A meeting between the 101 business operators and Wirath Jirasripraitoon of the Pattaya Sanitation Department at Pattaya School 8 broke down in acrimony Sept. 8 with shouting and arguing preventing anything from being decided. A follow-up meeting was scheduled for Sept. 12.

At issue is a city demand that businesses – cited eight months ago for inadequate or nonexistent sewage management – foot part of the bill to install a new system under the nightlife strip.

Pattaya will pay 31.5 million baht of the cost, while businesses will pick up the tab to install “hanger supports” spaced out about every five buildings. Each support would connect sewage pipes to a pit that can hold up to 1,500 liters of wastewater.
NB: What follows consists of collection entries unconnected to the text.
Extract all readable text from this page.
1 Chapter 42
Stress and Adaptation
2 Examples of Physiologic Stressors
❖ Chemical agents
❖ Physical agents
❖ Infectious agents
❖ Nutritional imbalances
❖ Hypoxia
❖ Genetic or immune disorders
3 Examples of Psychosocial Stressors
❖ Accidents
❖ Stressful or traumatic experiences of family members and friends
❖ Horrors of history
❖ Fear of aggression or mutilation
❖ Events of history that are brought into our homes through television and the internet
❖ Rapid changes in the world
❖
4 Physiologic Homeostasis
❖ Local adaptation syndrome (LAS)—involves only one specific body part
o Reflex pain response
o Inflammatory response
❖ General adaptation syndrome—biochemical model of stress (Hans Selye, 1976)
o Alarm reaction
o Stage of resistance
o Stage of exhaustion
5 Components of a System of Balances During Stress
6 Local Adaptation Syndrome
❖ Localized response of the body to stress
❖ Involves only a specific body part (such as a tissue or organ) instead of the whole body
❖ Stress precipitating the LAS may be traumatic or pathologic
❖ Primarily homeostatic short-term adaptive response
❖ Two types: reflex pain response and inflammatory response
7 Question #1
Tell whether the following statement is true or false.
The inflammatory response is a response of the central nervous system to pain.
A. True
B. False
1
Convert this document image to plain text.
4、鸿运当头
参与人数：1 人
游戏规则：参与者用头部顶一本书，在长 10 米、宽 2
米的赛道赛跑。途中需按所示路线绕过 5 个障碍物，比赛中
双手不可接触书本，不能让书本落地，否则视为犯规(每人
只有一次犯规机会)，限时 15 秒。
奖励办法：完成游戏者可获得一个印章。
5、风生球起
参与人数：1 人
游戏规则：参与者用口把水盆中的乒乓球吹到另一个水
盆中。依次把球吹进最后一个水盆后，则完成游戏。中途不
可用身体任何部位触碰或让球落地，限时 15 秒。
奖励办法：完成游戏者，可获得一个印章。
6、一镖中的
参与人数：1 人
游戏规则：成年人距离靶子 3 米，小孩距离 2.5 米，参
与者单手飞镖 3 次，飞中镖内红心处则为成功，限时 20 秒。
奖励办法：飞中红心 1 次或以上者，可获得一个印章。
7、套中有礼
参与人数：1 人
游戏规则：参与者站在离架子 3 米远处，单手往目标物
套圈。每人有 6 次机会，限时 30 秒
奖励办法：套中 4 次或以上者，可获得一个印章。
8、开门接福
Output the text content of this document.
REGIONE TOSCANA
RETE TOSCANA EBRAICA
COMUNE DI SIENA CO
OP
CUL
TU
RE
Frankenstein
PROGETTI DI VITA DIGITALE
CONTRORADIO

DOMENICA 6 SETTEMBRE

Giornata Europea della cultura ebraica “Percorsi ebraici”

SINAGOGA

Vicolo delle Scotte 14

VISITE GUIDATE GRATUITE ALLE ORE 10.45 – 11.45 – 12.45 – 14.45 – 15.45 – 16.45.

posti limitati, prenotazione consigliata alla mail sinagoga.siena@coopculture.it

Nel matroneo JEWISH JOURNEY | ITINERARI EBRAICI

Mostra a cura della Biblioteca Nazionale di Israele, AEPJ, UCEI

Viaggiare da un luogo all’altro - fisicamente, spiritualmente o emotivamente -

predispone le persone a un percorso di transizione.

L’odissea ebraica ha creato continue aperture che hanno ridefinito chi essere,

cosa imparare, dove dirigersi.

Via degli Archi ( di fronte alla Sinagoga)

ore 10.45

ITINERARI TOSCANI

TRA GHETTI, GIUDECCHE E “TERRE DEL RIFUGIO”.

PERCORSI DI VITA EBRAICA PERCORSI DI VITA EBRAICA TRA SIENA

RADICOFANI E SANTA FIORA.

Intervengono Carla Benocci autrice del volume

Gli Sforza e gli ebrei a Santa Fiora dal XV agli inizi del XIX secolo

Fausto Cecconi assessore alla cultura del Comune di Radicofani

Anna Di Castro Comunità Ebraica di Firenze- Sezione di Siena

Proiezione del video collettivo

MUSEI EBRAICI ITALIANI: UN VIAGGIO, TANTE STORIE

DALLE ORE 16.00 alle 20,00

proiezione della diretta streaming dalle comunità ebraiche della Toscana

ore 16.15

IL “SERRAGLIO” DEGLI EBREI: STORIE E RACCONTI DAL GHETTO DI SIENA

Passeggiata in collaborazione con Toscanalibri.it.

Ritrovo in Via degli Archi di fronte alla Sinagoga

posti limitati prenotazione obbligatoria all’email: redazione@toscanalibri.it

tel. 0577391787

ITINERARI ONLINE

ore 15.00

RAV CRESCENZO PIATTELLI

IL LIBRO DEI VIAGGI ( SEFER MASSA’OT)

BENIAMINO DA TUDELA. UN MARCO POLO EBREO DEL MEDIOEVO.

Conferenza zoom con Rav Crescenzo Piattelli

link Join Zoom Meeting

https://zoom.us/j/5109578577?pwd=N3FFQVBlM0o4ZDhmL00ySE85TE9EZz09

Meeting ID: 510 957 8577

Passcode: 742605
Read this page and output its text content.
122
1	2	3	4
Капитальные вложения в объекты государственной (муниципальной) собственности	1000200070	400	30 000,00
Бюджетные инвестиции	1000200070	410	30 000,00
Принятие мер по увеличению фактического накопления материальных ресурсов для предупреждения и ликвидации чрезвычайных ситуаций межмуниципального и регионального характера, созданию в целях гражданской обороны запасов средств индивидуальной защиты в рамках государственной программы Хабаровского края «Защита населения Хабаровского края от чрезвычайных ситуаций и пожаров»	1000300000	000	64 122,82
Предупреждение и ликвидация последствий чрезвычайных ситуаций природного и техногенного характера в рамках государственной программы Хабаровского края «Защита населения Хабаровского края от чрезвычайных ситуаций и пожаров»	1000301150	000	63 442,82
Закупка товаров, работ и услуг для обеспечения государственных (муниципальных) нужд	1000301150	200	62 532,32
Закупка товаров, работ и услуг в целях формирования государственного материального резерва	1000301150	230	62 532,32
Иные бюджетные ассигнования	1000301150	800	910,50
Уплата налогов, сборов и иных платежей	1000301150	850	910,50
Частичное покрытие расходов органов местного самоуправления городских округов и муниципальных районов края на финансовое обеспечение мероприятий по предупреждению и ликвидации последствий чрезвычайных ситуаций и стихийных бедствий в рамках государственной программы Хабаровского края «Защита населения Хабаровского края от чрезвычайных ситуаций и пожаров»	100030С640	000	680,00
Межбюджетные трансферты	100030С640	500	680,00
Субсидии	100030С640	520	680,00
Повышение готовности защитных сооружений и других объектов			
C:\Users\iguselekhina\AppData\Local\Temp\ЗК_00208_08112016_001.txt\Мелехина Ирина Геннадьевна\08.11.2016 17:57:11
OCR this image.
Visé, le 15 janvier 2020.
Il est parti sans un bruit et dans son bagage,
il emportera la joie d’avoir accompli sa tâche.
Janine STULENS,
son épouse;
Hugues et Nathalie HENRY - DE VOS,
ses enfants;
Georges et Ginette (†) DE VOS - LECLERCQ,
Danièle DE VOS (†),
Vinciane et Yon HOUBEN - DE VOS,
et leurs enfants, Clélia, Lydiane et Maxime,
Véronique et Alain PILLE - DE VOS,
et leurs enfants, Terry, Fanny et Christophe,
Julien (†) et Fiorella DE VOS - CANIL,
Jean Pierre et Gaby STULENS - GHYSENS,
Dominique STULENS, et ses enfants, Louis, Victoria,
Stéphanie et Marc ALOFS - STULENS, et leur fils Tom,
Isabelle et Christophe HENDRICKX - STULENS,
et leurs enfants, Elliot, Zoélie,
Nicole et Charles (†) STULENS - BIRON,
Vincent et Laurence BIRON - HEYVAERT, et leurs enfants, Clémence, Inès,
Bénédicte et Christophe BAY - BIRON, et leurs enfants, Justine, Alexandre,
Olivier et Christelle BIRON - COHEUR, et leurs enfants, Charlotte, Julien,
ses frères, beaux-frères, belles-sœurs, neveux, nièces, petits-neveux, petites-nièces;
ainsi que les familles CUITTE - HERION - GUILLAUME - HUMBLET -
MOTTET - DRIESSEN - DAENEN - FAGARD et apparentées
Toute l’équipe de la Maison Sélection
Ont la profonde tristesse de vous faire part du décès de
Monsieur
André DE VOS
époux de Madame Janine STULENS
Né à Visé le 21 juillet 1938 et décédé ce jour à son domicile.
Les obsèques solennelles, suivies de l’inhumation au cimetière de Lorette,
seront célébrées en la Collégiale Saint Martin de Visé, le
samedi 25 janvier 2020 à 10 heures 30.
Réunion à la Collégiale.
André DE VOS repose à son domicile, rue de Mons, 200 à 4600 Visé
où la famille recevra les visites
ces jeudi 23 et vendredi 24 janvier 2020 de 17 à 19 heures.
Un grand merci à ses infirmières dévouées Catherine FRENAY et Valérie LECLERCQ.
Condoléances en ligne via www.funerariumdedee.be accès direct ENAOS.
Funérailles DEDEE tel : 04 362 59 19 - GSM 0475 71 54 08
There sewage will then be pre-processed before being sent to the city’s main treatment plant.

The reason the 101 entrepreneurs object to putting their hands in their pockets is that all of them are under the gun: For more than 20 years, they’ve been told their buildings on the water-side of Walking Street illegally sit on public beachfront and must be demolished.

The most-recent plan – last mentioned in December – would be to redevelop half of Walking Street into a public park. But the 101 property owners, appearing at a public hearing, appeared to scuttle the plan, presenting rafts of documents they claim are legal property and land deeds and demanding their authenticity be investigated before any further action on the redevelopment plan occurs.

It’s a familiar scenario.

As early as 1988, consultant Japan International Cooperation Agency determined that all the structures were encroaching on public land and should be demolished. A royal decree on land expropriation issued April 17, 2014 confirmed the findings of the 1998 JICA report. In May 2015, then-Deputy Mayor Ronakit Ekasingh said 12 Walking Street buildings had been ordered demolished for illegally extending their property. The property owners were given a chance to appeal and the order was never mentioned again.

While demolition appears unlikely to ever happen, that didn’t stop the business owners from trotting it out as a stalking horse to prevent them from spending any of their own money to fix the pollution problems they’ve been causing for decades.

In January, all 101 operators were cited by the military for improper wastewater management, with at least one of the go-go bars and restaurants there dumping untreated sewage directly into Pattaya Bay.